Quantifying explainable discrimination and removing illegal discrimination in automated decision making
Faculty of Sciences. Mathematics and Computer Science
Knowledge and information systems: an international journal. - London
, p. 613-644
Recently, the following discrimination-aware classification problem was introduced. Historical data used for supervised learning may contain discrimination, for instance, with respect to gender. The question addressed by discrimination-aware techniques is, given sensitive attribute, how to train discrimination-free classifiers on such historical data that are discriminative, with respect to the given sensitive attribute. Existing techniques that deal with this problem aim at removing all discrimination and do not take into account that part of the discrimination may be explainable by other attributes. For example, in a job application, the education level of a job candidate could be such an explainable attribute. If the data contain many highly educated male candidates and only few highly educated women, a difference in acceptance rates between woman and man does not necessarily reflect gender discrimination, as it could be explained by the different levels of education. Even though selecting on education level would result in more males being accepted, a difference with respect to such a criterion would not be considered to be undesirable, nor illegal. Current state-of-the-art techniques, however, do not take such gender-neutral explanations into account and tend to overreact and actually start reverse discriminating, as we will show in this paper.
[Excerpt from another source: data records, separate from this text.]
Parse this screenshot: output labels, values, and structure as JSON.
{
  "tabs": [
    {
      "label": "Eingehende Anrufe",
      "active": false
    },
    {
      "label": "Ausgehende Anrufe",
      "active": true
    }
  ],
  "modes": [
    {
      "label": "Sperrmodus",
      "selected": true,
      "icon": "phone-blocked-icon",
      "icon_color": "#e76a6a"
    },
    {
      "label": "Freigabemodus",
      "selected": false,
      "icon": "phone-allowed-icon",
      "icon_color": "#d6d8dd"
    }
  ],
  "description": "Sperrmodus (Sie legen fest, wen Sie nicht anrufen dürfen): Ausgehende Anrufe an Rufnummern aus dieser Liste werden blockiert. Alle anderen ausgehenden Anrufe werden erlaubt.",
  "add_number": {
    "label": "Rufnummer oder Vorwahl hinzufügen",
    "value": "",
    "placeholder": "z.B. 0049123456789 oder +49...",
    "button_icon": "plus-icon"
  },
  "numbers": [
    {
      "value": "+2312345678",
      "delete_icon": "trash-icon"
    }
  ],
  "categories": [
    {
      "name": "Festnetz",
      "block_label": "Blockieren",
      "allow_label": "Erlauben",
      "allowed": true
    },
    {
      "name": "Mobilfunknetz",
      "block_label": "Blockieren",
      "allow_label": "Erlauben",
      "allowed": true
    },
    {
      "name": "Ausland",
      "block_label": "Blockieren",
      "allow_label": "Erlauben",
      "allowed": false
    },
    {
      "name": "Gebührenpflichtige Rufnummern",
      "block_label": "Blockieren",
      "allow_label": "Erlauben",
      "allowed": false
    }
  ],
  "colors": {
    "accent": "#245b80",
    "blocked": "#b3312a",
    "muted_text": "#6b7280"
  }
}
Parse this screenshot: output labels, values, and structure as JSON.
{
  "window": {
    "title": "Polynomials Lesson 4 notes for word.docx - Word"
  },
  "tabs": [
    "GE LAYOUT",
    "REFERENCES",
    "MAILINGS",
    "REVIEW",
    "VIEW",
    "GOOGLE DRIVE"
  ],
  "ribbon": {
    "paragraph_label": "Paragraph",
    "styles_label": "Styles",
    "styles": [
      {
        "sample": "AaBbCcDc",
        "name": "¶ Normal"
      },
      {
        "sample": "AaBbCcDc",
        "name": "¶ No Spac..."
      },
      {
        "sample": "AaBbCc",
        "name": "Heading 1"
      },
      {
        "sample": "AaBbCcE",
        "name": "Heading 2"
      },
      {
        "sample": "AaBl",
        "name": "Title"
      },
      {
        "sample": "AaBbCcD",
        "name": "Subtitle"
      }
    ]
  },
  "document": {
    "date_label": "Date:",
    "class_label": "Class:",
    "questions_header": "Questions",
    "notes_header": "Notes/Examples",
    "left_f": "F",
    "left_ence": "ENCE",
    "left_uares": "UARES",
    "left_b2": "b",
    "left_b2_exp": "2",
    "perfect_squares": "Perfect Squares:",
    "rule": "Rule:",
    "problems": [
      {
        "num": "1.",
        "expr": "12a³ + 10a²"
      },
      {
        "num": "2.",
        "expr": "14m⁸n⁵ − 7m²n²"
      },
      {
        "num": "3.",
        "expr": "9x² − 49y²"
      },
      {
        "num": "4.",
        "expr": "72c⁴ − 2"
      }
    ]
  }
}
Therefore, we introduce and analyze the refined notion of conditional non-discrimination in classifier design. We show that some of the differences in decisions across the sensitive groups can be explainable and are hence tolerable. Therefore, we develop methodology for quantifying the explainable discrimination and algorithmic techniques for removing the illegal discrimination when one or more attributes are considered as explanatory. Experimental evaluation on synthetic and real-world classification datasets demonstrates that the new techniques are superior to the old ones in this new context, as they succeed in removing almost exclusively the undesirable discrimination, while leaving the explainable differences unchanged, allowing for differences in decisions as long as they are explainable.